YFP-Halide Transport Assay

Human iPSC-RPE cells expressing YFP(H148Q/I152L) were cultured for five weeks on black 96-well microtiter plates. Cells were incubated for 6 min with I^- containing solution (100 mM NaI, 5 mM KCl, 1 mM MgCl₂, 2 mM CaCl₂, 10 mM HEPES, 5 mM D-glucose, mannitol is added for osmolality of 300 mosmol/kg) in the presence of the calcium Ionophore A23187 (5 µM; #C7522, Sigma-Aldrich, St. Louis, USA) and quenched YFP fluorescence signals were measured in a FLUOstar OPTIMA Microplate Reader (BMG Labtech, Allmendgruen, Germany). Subsequently, I^- was replaced with equimolar Cl^- containing solution (100 mM NaCl, 5 mM KCl, 1 mM MgCl₂, 2 mM CaCl₂, 10 mM HEPES, 5 mM D-glucose, mannitol is added for osmolality of 300 mosmol/kg) in the presence of calcium Ionophore A23187. YFP fluorescence intensities were monitored in 60 sec intervals in a time course of 5 min.

Isolation and Feeding of Photoreceptor Outer Segments (POS)

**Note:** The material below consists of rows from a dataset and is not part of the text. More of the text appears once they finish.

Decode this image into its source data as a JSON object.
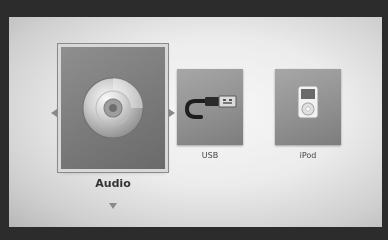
{
  "menu": {
    "items": [
      {
        "label": "Audio",
        "icon": "disc-icon",
        "selected": true
      },
      {
        "label": "USB",
        "icon": "usb-cable-icon",
        "selected": false
      },
      {
        "label": "iPod",
        "icon": "ipod-icon",
        "selected": false
      }
    ]
  },
  "colors": {
    "background": "#ececec",
    "frame": "#2c2c2c",
    "tile": "#8f8f8f",
    "selected_border": "#d8d8d8"
  }
}
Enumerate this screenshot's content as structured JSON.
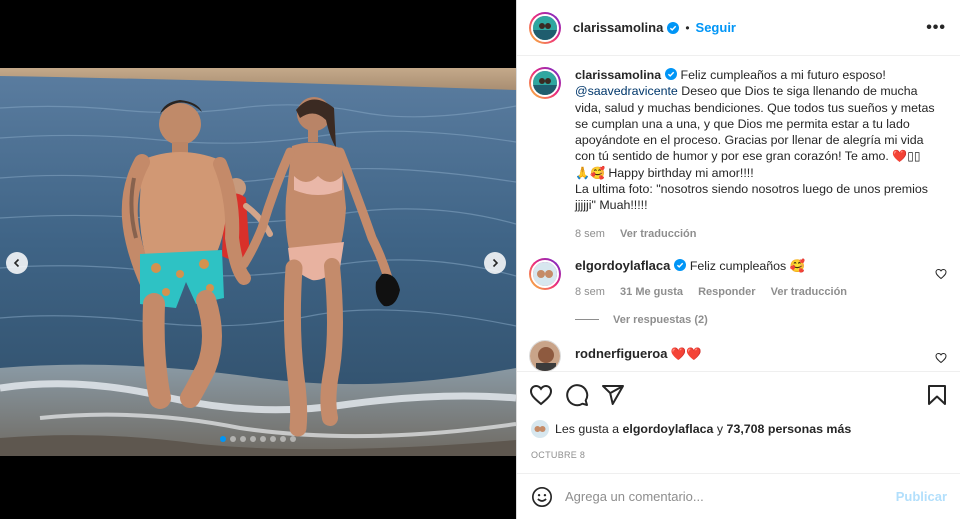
{
  "post": {
    "username": "clarissamolina",
    "follow_label": "Seguir",
    "separator": "•",
    "more_label": "•••"
  },
  "caption": {
    "username": "clarissamolina",
    "text_1": "Feliz cumpleaños a mi futuro esposo!",
    "mention": "@saavedravicente",
    "text_2": "Deseo que Dios te siga llenando de mucha vida, salud y muchas bendiciones. Que todos tus sueños y metas se cumplan una a una, y que Dios me permita estar a tu lado apoyándote en el proceso. Gracias por llenar de alegría mi vida con tú sentido de humor y por ese gran corazón! Te amo.",
    "emoji_1": "❤️▯▯",
    "emoji_2": "🙏🥰",
    "text_3": "Happy birthday mi amor!!!!",
    "text_4": "La ultima foto: \"nosotros siendo nosotros luego de unos premios jjjjji\" Muah!!!!!",
    "age": "8 sem",
    "translate": "Ver traducción"
  },
  "comments": [
    {
      "username": "elgordoylaflaca",
      "text": "Feliz cumpleaños 🥰",
      "age": "8 sem",
      "likes": "31 Me gusta",
      "reply": "Responder",
      "translate": "Ver traducción",
      "replies": "Ver respuestas (2)"
    },
    {
      "username": "rodnerfigueroa",
      "text": "❤️❤️"
    }
  ],
  "likes": {
    "prefix": "Les gusta a",
    "user": "elgordoylaflaca",
    "middle": "y",
    "count": "73,708 personas más"
  },
  "date": "OCTUBRE 8",
  "add_comment": {
    "placeholder": "Agrega un comentario...",
    "publish": "Publicar"
  },
  "carousel": {
    "total": 8,
    "active_index": 0
  },
  "colors": {
    "accent": "#0095f6",
    "heart": "#ed4956",
    "publish_disabled": "#b2dffc"
  },
  "icons": [
    "verified-badge-icon",
    "heart-icon",
    "comment-icon",
    "share-icon",
    "bookmark-icon",
    "emoji-icon",
    "chevron-left-icon",
    "chevron-right-icon"
  ]
}
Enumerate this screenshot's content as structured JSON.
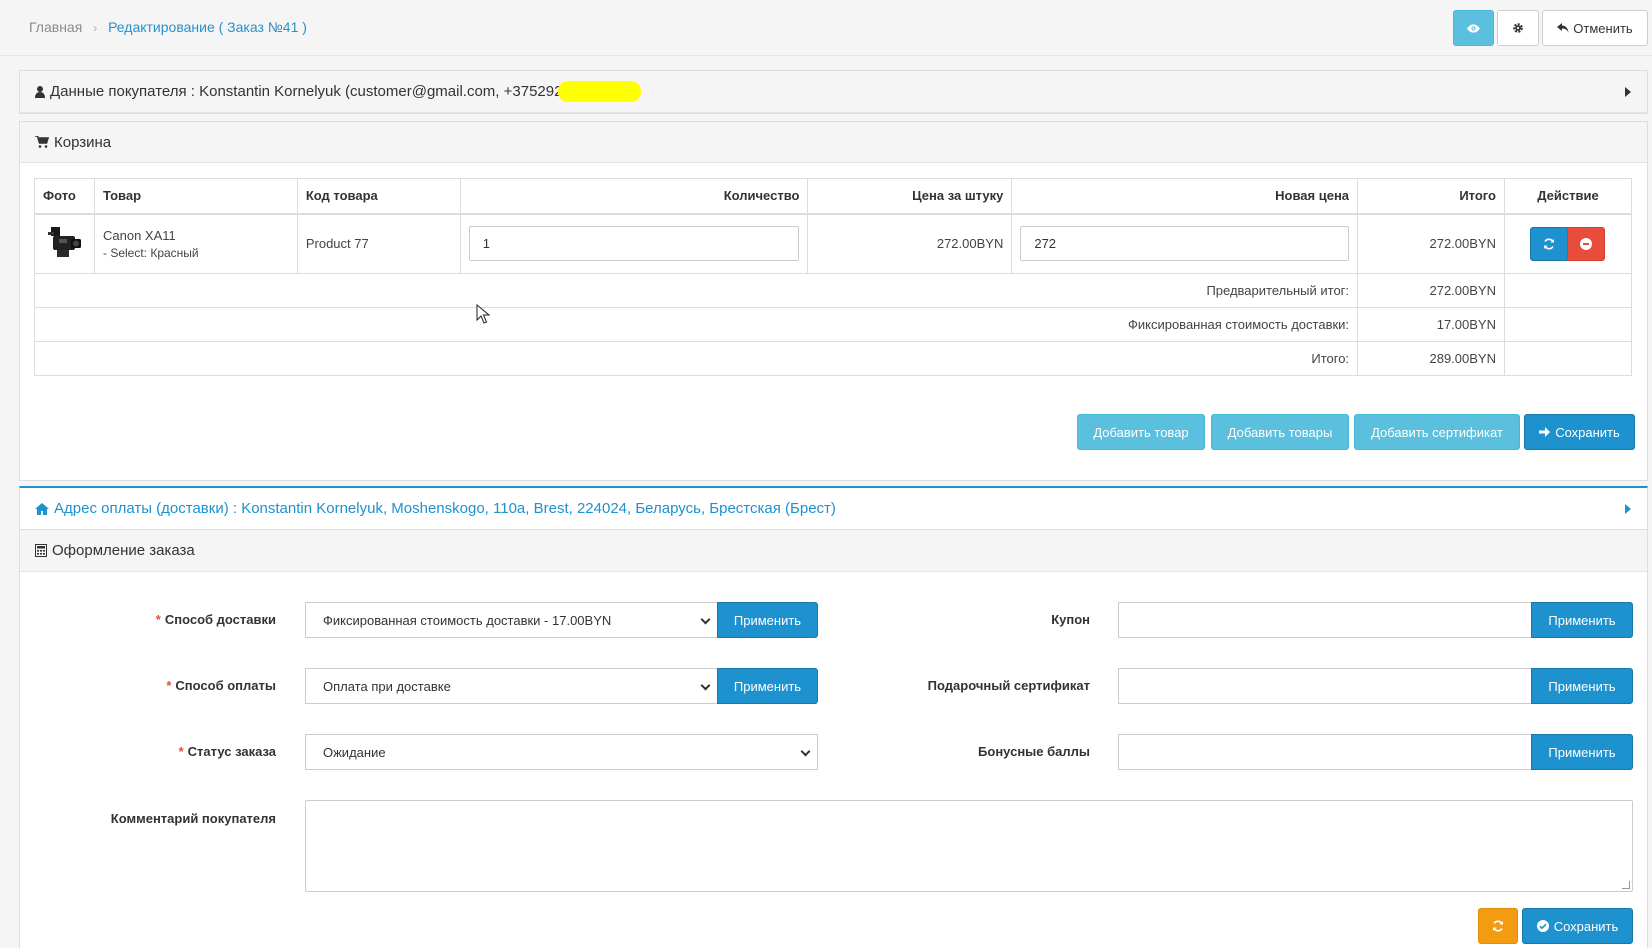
{
  "breadcrumb": {
    "home": "Главная",
    "separator": "›",
    "current": "Редактирование ( Заказ №41 )"
  },
  "header_buttons": {
    "view_icon": "eye-icon",
    "settings_icon": "gear-icon",
    "cancel_label": "Отменить",
    "cancel_icon": "reply-icon"
  },
  "customer_panel": {
    "title": "Данные покупателя : Konstantin Kornelyuk (customer@gmail.com, +375292",
    "redacted": "XXXXXXX"
  },
  "cart_panel": {
    "title": "Корзина",
    "columns": [
      "Фото",
      "Товар",
      "Код товара",
      "Количество",
      "Цена за штуку",
      "Новая цена",
      "Итого",
      "Действие"
    ],
    "item": {
      "name": "Canon XA11",
      "option": "- Select: Красный",
      "code": "Product 77",
      "quantity": "1",
      "unit_price": "272.00BYN",
      "new_price": "272",
      "total": "272.00BYN"
    },
    "totals": [
      {
        "label": "Предварительный итог:",
        "value": "272.00BYN"
      },
      {
        "label": "Фиксированная стоимость доставки:",
        "value": "17.00BYN"
      },
      {
        "label": "Итого:",
        "value": "289.00BYN"
      }
    ],
    "buttons": {
      "add_product": "Добавить товар",
      "add_products": "Добавить товары",
      "add_certificate": "Добавить сертификат",
      "save": "Сохранить"
    }
  },
  "address_panel": {
    "title": "Адрес оплаты (доставки) : Konstantin Kornelyuk, Moshenskogo, 110a, Brest, 224024, Беларусь, Брестская (Брест)"
  },
  "checkout_panel": {
    "title": "Оформление заказа",
    "required_mark": "*",
    "shipping_label": "Способ доставки",
    "shipping_value": "Фиксированная стоимость доставки - 17.00BYN",
    "payment_label": "Способ оплаты",
    "payment_value": "Оплата при доставке",
    "status_label": "Статус заказа",
    "status_value": "Ожидание",
    "comment_label": "Комментарий покупателя",
    "coupon_label": "Купон",
    "voucher_label": "Подарочный сертификат",
    "reward_label": "Бонусные баллы",
    "apply_label": "Применить",
    "save_label": "Сохранить"
  },
  "colors": {
    "primary": "#1e91cf",
    "info": "#5bc0de",
    "danger": "#e74c3c",
    "warning": "#f39c12"
  }
}
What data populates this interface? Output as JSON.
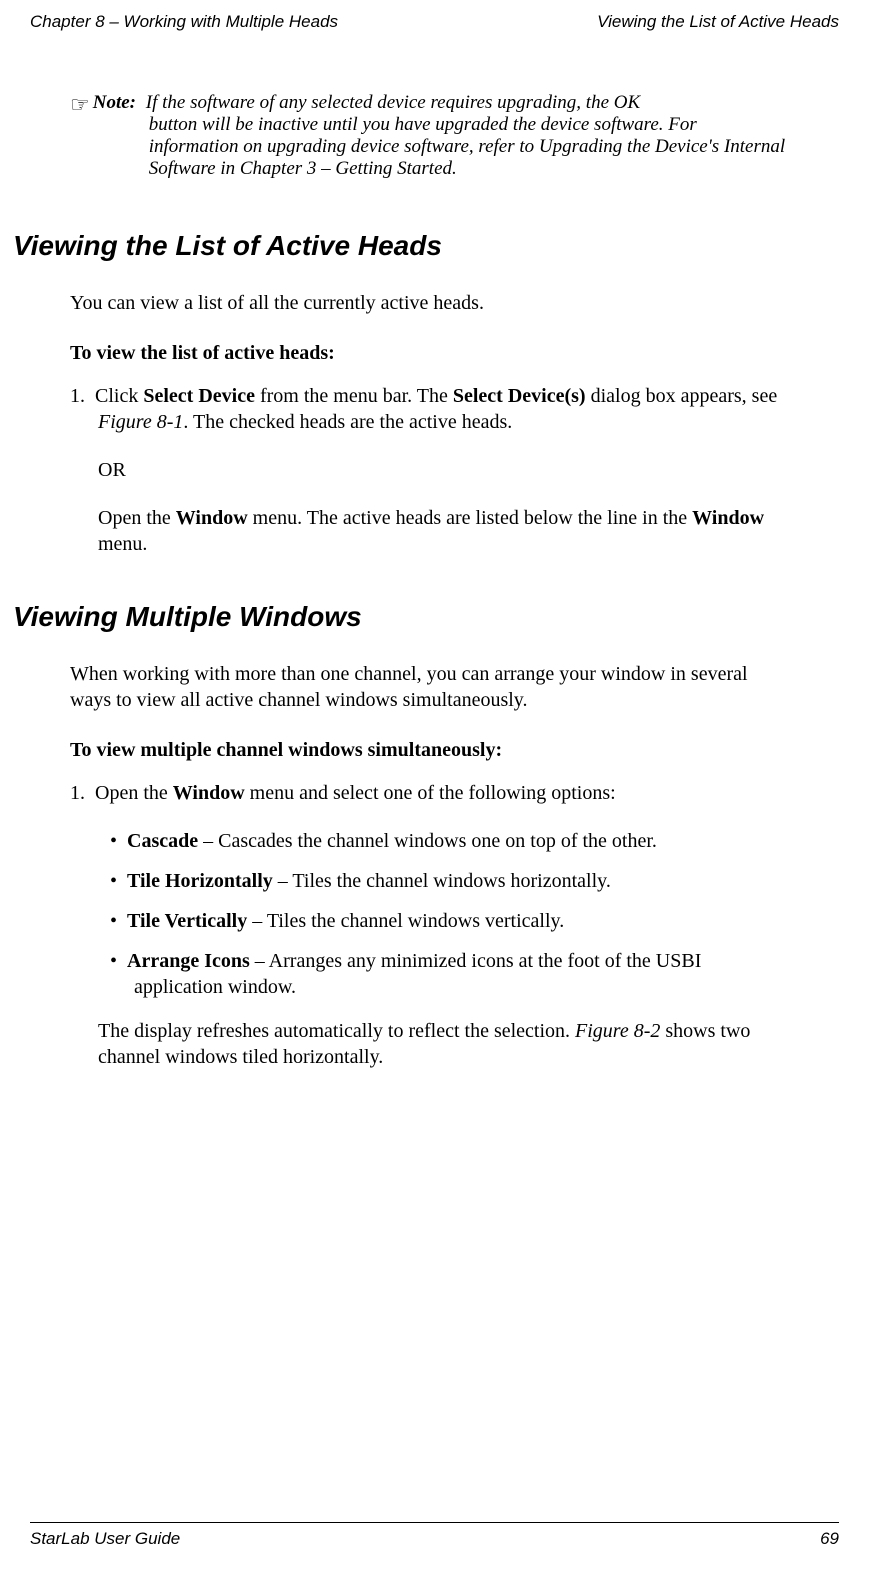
{
  "header": {
    "left": "Chapter 8 – Working with Multiple Heads",
    "right": "Viewing the List of Active Heads"
  },
  "note": {
    "label": "Note:",
    "text_line1": "If the software of any selected device requires upgrading, the OK",
    "text_rest": "button will be inactive until you have upgraded the device software. For information on upgrading device software, refer to Upgrading the Device's Internal Software in Chapter 3 – Getting Started."
  },
  "section1": {
    "heading": "Viewing the List of Active Heads",
    "intro": "You can view a list of all the currently active heads.",
    "lead": "To view the list of active heads:",
    "step1_num": "1.",
    "step1_a": "Click ",
    "step1_b": "Select Device",
    "step1_c": " from the menu bar. The ",
    "step1_d": "Select Device(s)",
    "step1_e": " dialog box appears, see ",
    "step1_f": "Figure 8-1",
    "step1_g": ". The checked heads are the active heads.",
    "or": "OR",
    "step1_alt_a": "Open the ",
    "step1_alt_b": "Window",
    "step1_alt_c": " menu. The active heads are listed below the line in the ",
    "step1_alt_d": "Window",
    "step1_alt_e": " menu."
  },
  "section2": {
    "heading": "Viewing Multiple Windows",
    "intro": "When working with more than one channel, you can arrange your window in several ways to view all active channel windows simultaneously.",
    "lead": "To view multiple channel windows simultaneously:",
    "step1_num": "1.",
    "step1_a": "Open the ",
    "step1_b": "Window",
    "step1_c": " menu and select one of the following options:",
    "bullets": [
      {
        "name": "Cascade",
        "desc": " – Cascades the channel windows one on top of the other."
      },
      {
        "name": "Tile Horizontally",
        "desc": " – Tiles the channel windows horizontally."
      },
      {
        "name": "Tile Vertically",
        "desc": " – Tiles the channel windows vertically."
      },
      {
        "name": "Arrange Icons",
        "desc": " – Arranges any minimized icons at the foot of the USBI application window."
      }
    ],
    "closing_a": "The display refreshes automatically to reflect the selection. ",
    "closing_b": "Figure 8-2",
    "closing_c": " shows two channel windows tiled horizontally."
  },
  "footer": {
    "left": "StarLab User Guide",
    "right": "69"
  }
}
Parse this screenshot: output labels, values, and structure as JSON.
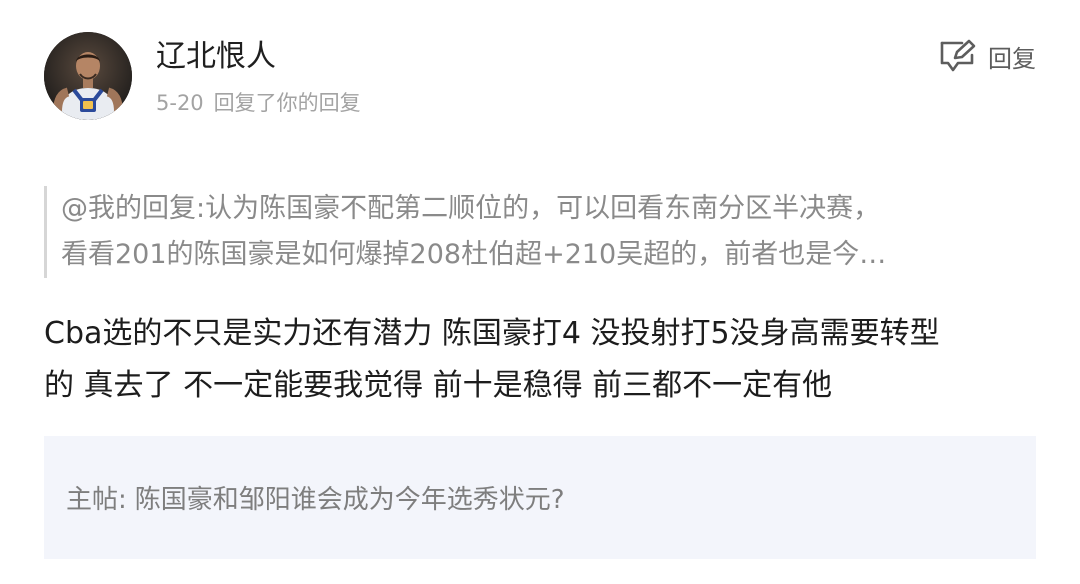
{
  "comment": {
    "username": "辽北恨人",
    "date": "5-20",
    "action_text": "回复了你的回复",
    "reply_button_label": "回复",
    "quote_lines": [
      "@我的回复:认为陈国豪不配第二顺位的，可以回看东南分区半决赛，",
      "看看201的陈国豪是如何爆掉208杜伯超+210吴超的，前者也是今…"
    ],
    "body_lines": [
      "Cba选的不只是实力还有潜力 陈国豪打4 没投射打5没身高需要转型",
      "的 真去了 不一定能要我觉得 前十是稳得 前三都不一定有他"
    ],
    "main_post_label": "主帖:",
    "main_post_title": "陈国豪和邹阳谁会成为今年选秀状元?"
  },
  "icons": {
    "reply": "edit-reply-icon"
  },
  "colors": {
    "username": "#1f1f1f",
    "meta": "#a3a3a3",
    "quote_text": "#8a8a8a",
    "body_text": "#1d1d1d",
    "main_post_bg": "#f3f5fb"
  }
}
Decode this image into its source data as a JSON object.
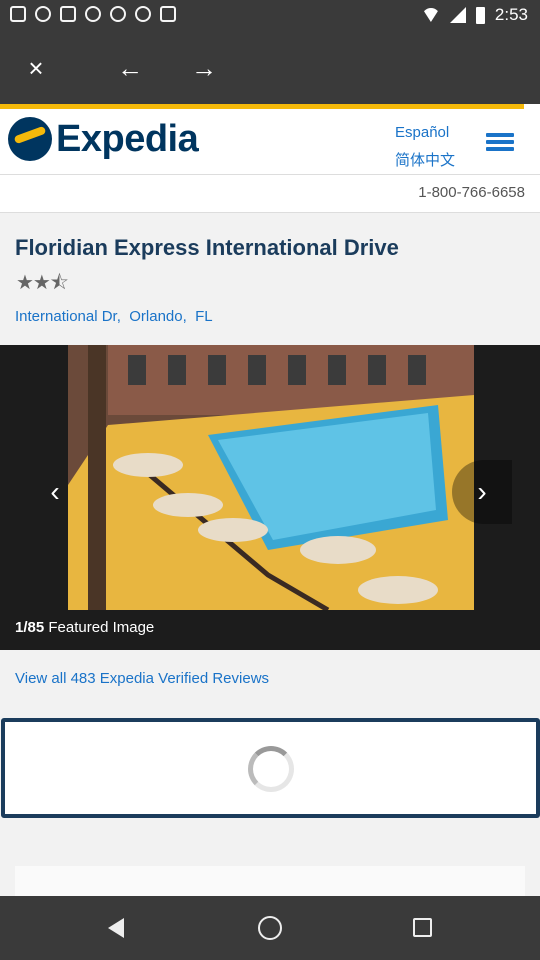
{
  "status_bar": {
    "time": "2:53",
    "left_icons": [
      "mail-icon",
      "steam-icon",
      "grid-icon",
      "link-icon",
      "link-icon",
      "steam-icon",
      "cast-icon"
    ]
  },
  "browser": {
    "close_icon": "×",
    "back_icon": "←",
    "forward_icon": "→",
    "load_progress": 0.97
  },
  "header": {
    "logo_text": "Expedia",
    "lang_es": "Español",
    "lang_zh": "简体中文"
  },
  "phone": "1-800-766-6658",
  "hotel": {
    "name": "Floridian Express International Drive",
    "star_rating": 2.5,
    "stars_display": "★★⯪",
    "address_street": "International Dr,",
    "address_city": "Orlando,",
    "address_state": "FL"
  },
  "gallery": {
    "index": "1/85",
    "caption": "Featured Image",
    "prev_icon": "‹",
    "next_icon": "›"
  },
  "reviews": {
    "link_text": "View all 483 Expedia Verified Reviews"
  },
  "colors": {
    "brand_navy": "#00355f",
    "brand_yellow": "#f5b90a",
    "link_blue": "#1a73c8"
  }
}
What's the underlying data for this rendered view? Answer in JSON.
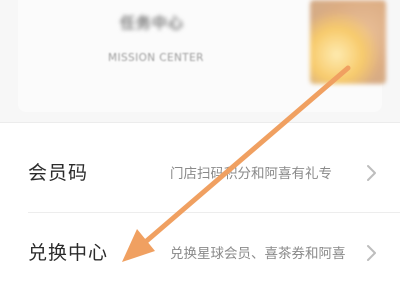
{
  "mission": {
    "title": "任务中心",
    "subtitle": "MISSION CENTER"
  },
  "list": {
    "items": [
      {
        "label": "会员码",
        "description": "门店扫码积分和阿喜有礼专"
      },
      {
        "label": "兑换中心",
        "description": "兑换星球会员、喜茶券和阿喜"
      }
    ]
  },
  "colors": {
    "annotation_arrow": "#f0a061",
    "label_text": "#2b2b2b",
    "description_text": "#8a8a8a"
  }
}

Purification of photoreceptor outer segments (POS) from porcine retinae was performed via ultracentrifugation following a protocol previously described [5]. For experiments with daily POS feeding, POS aliquots were freshly diluted in Opti-MEM^TM media (Thermo Fisher Scientific, Waltham, USA) and sonicated in an ultrasonic water bath at a frequency of 10% for 5 min. Afterwards, POS were passed through a 5 µm cell strainer (PluriSelect Life Science, Leipzig, Germany) and resuspended in fresh RPE media. Human iPSC-RPE cells on six-well Corning Transwell filter inserts or black 96-well microtiter plates were incubated for 2 or 24 h with an equivalent amount of ~20 POS/cell. Subsequently, hiPSC-RPEs were vigorously washed with KnockOut^TM DMEM (Thermo Fisher Scientific, Waltham, USA) to remove remaining POS from the cell surface before adding fresh RPE media.

Lysosomal pH Measurement

Lysosomal pH was measured using the commercially available dye LysoSensor^TM Yellow-Blue DND-160 (Thermo Fisher Scientific, Waltham, USA) according to the manufacturer’s instructions. In brief, cells were incubated with 1 µM LysoSensor^TM solved in isotonic solution (20 mM MES, 5 mM KCl, 120 mM NaCl, 1 mM MgCl₂, 2 mM CaCl₂, 10 mM HEPES, 10 mM Glucose, pH 7.4) for 5 min and fluorescence intensities were measured at 330 nm and 385 nm on a TECAN Spark Microplate Reader (Tecan Group, Maennedorf, Switzerland). A calibration curve was established for every individual cell line grown on a black 96-well microtiter plate by incubation of cells for 15 min with isotonic solutions with defined pH values (pH 3.0–5.0). Nigericin (10 µM) and Monensin (10 µM) sodium salt (Sigma-Aldrich, St. Louis, USA) were added to dissipate intracellular pH gradients.

Statistical Analysis

Data were expressed as mean ± standard deviation (SD), YFP fluorescence intensities and slopes were expressed as mean ± standard error (SE). Normality testing was conducted by Shapiro-Wilks test. Statistical analysis was performed applying Kruskal-Wallis test for non-normal data, following the post-hoc Dunn’s multiple comparisons test including Benjamini-Hochberg procedure. Significance was reported for * = p < 0.05; ** = p < 0.01; *** = p < 0.001.